Piet van den Hurk
aan
Matthijs Vermeulen
Groenekan, 8 maart 1952
Groenekan, 8 Maart 1952.
Hooggeachte Heer,
Met dank voor de toezending van Uw Sonate alsmede Uw brief, bericht ik U, nu ten spoedigste een ontwerp te maken voor een uitzending op Maandag 14 April a.s. (2e Paasdag). Het tijdstip zal waarschijnlijk zijn van 12.33-12.59 uur.

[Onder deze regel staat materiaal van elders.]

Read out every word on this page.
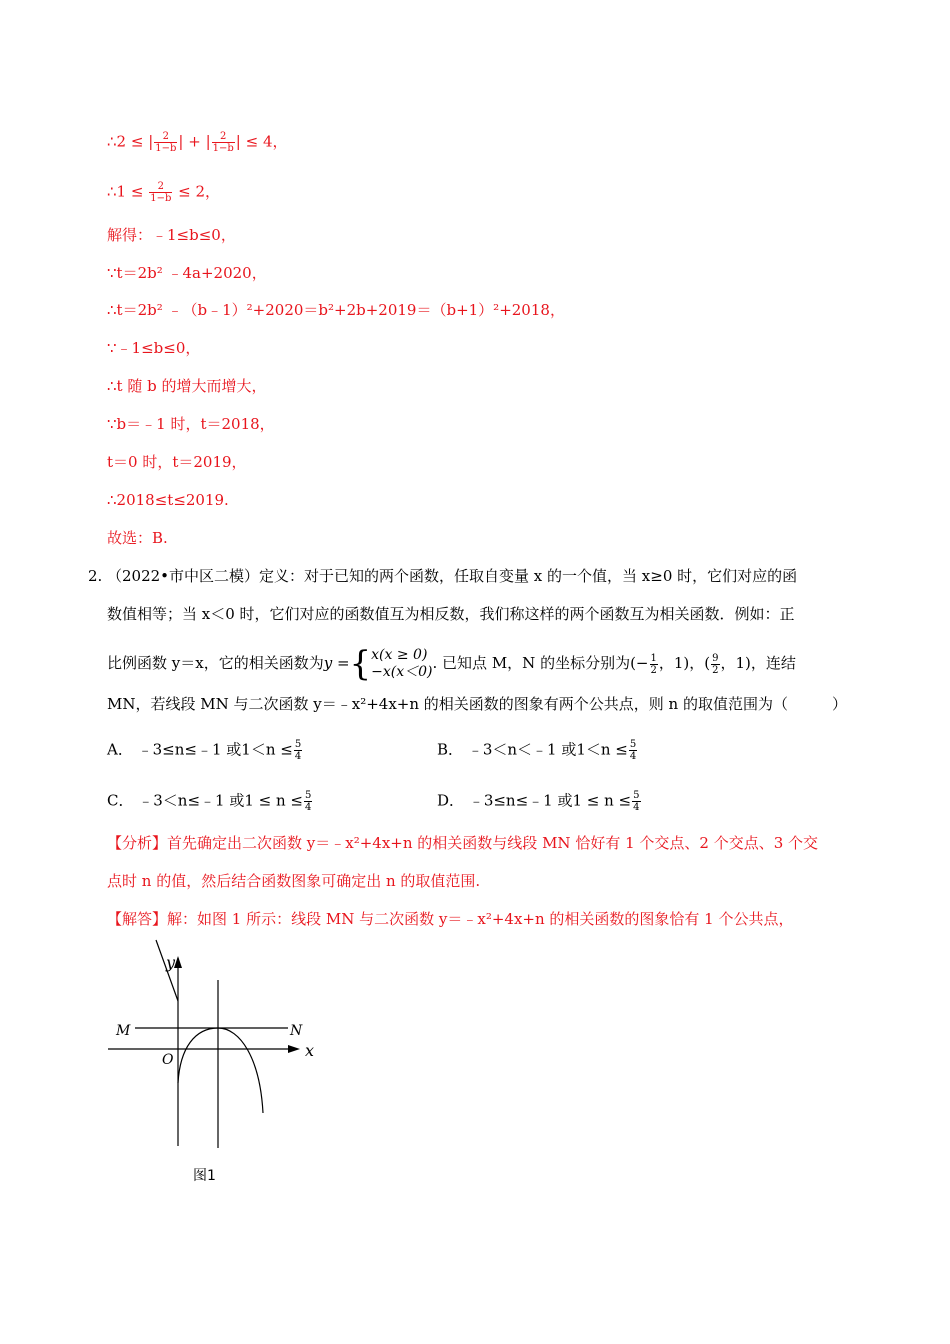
∴2 ≤ | $\frac{2}{1-b}$ | + | $\frac{2}{1-b}$ | ≤ 4，
∴1 ≤ $\frac{2}{1-b} \le 2$，
解得：﹣1≤b≤0，
∵t＝2b² ﹣4a+2020，
∴t＝2b² ﹣（b﹣1）²+2020＝b²+2b+2019＝（b+1）²+2018，
∵﹣1≤b≤0，
∴t 随 b 的增大而增大，
∵b＝﹣1 时，t＝2018，
t＝0 时，t＝2019，
∴2018≤t≤2019.
故选：B.
2. （2022•市中区二模）定义：对于已知的两个函数，任取自变量 x 的一个值，当 x≥0 时，它们对应的函
数值相等；当 x＜0 时，它们对应的函数值互为相反数，我们称这样的两个函数互为相关函数．例如：正
比例函数 y＝x，它的相关函数为y ={ x(x ≥ 0)
−x(x＜0) . 已知点 M，N 的坐标分别为(− $\frac{1}{2}$ ，1)，( $\frac{9}{2}$ ，1)，连结
MN，若线段 MN 与二次函数 y＝﹣x²+4x+n 的相关函数的图象有两个公共点，则 n 的取值范围为（	）
A． ﹣3≤n≤﹣1 或$1<n \le \frac{5}{4}$	B． ﹣3＜n＜﹣1 或$1<n \le \frac{5}{4}$
C． ﹣3＜n≤﹣1 或$1 \le n \le \frac{5}{4}$	D． ﹣3≤n≤﹣1 或$1 \le n \le \frac{5}{4}$
【分析】首先确定出二次函数 y＝﹣x²+4x+n 的相关函数与线段 MN 恰好有 1 个交点、2 个交点、3 个交
点时 n 的值，然后结合函数图象可确定出 n 的取值范围.
【解答】解：如图 1 所示：线段 MN 与二次函数 y＝﹣x²+4x+n 的相关函数的图象恰有 1 个公共点，
y
x
M	N
O
图1
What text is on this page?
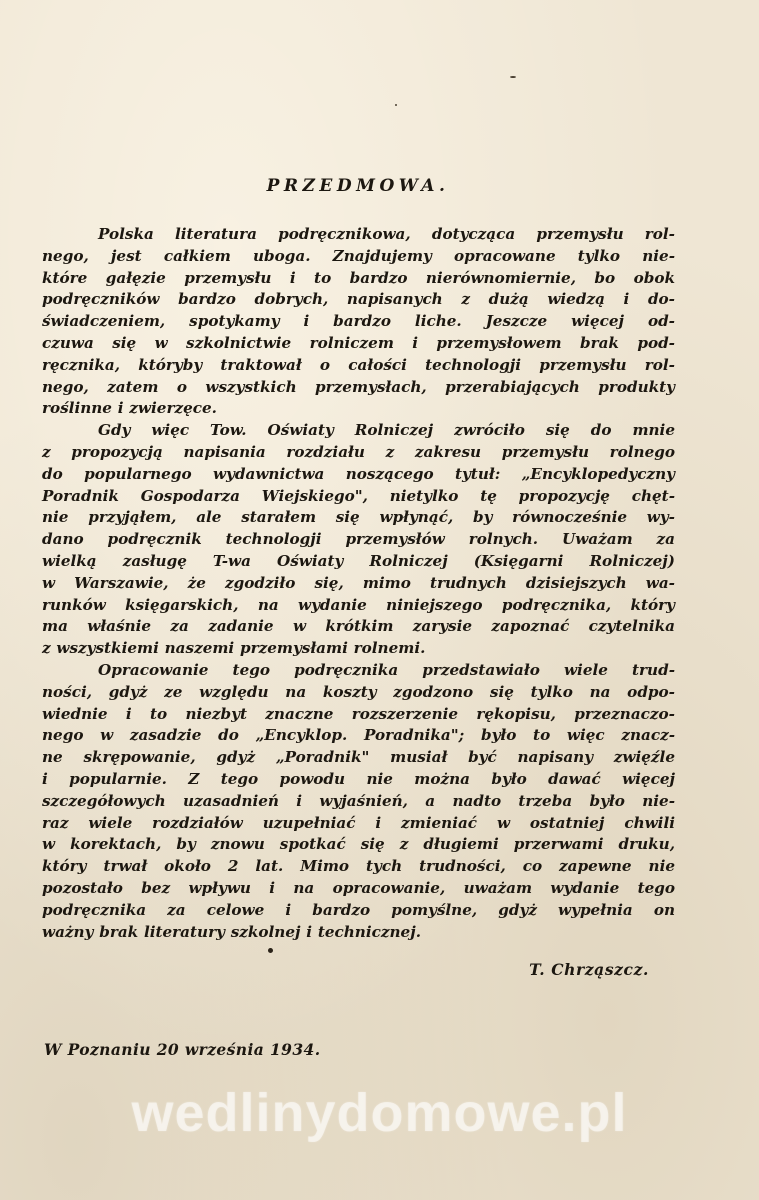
PRZEDMOWA.

Polska literatura podręcznikowa, dotycząca przemysłu rol-
nego, jest całkiem uboga. Znajdujemy opracowane tylko nie-
które gałęzie przemysłu i to bardzo nierównomiernie, bo obok
podręczników bardzo dobrych, napisanych z dużą wiedzą i do-
świadczeniem, spotykamy i bardzo liche. Jeszcze więcej od-
czuwa się w szkolnictwie rolniczem i przemysłowem brak pod-
ręcznika, któryby traktował o całości technologji przemysłu rol-
nego, zatem o wszystkich przemysłach, przerabiających produkty
roślinne i zwierzęce.

Gdy więc Tow. Oświaty Rolniczej zwróciło się do mnie
z propozycją napisania rozdziału z zakresu przemysłu rolnego
do popularnego wydawnictwa noszącego tytuł: „Encyklopedyczny
Poradnik Gospodarza Wiejskiego", nietylko tę propozycję chęt-
nie przyjąłem, ale starałem się wpłynąć, by równocześnie wy-
dano podręcznik technologji przemysłów rolnych. Uważam za
wielką zasługę T-wa Oświaty Rolniczej (Księgarni Rolniczej)
w Warszawie, że zgodziło się, mimo trudnych dzisiejszych wa-
runków księgarskich, na wydanie niniejszego podręcznika, który
ma właśnie za zadanie w krótkim zarysie zapoznać czytelnika
z wszystkiemi naszemi przemysłami rolnemi.

Opracowanie tego podręcznika przedstawiało wiele trud-
ności, gdyż ze względu na koszty zgodzono się tylko na odpo-
wiednie i to niezbyt znaczne rozszerzenie rękopisu, przeznaczo-
nego w zasadzie do „Encyklop. Poradnika"; było to więc znacz-
ne skrępowanie, gdyż „Poradnik" musiał być napisany zwięźle
i popularnie. Z tego powodu nie można było dawać więcej
szczegółowych uzasadnień i wyjaśnień, a nadto trzeba było nie-
raz wiele rozdziałów uzupełniać i zmieniać w ostatniej chwili
w korektach, by znowu spotkać się z długiemi przerwami druku,
który trwał około 2 lat. Mimo tych trudności, co zapewne nie
pozostało bez wpływu i na opracowanie, uważam wydanie tego
podręcznika za celowe i bardzo pomyślne, gdyż wypełnia on
ważny brak literatury szkolnej i technicznej.

T. Chrząszcz.

W Poznaniu 20 września 1934.

wedlinydomowe.pl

Hierbij nu een enkel verzoek: Kunt U mij (ongeveer) de tijdsduur van Uw eerste Sonate opgeven. Vervolgens een keus – door U te maken – uit de liederen van Diepenbrock. Gaarne hierbij de tijdsduur en zo mogelijk de aard der begeleiding, aangezien wij ook werk zouden kunnen uitvoeren met begeleiding van instrumenten. Wij denken hierbij aan de prachtige Berceuse. De heer van Leeuwen Boomkamp zou hiervan ook de Solo-cello-partij kunnen spelen. Weliswaar heb ik het werk al bij herhaling uitgevoerd, doch Bogtman voldeed hierbij nog het meest.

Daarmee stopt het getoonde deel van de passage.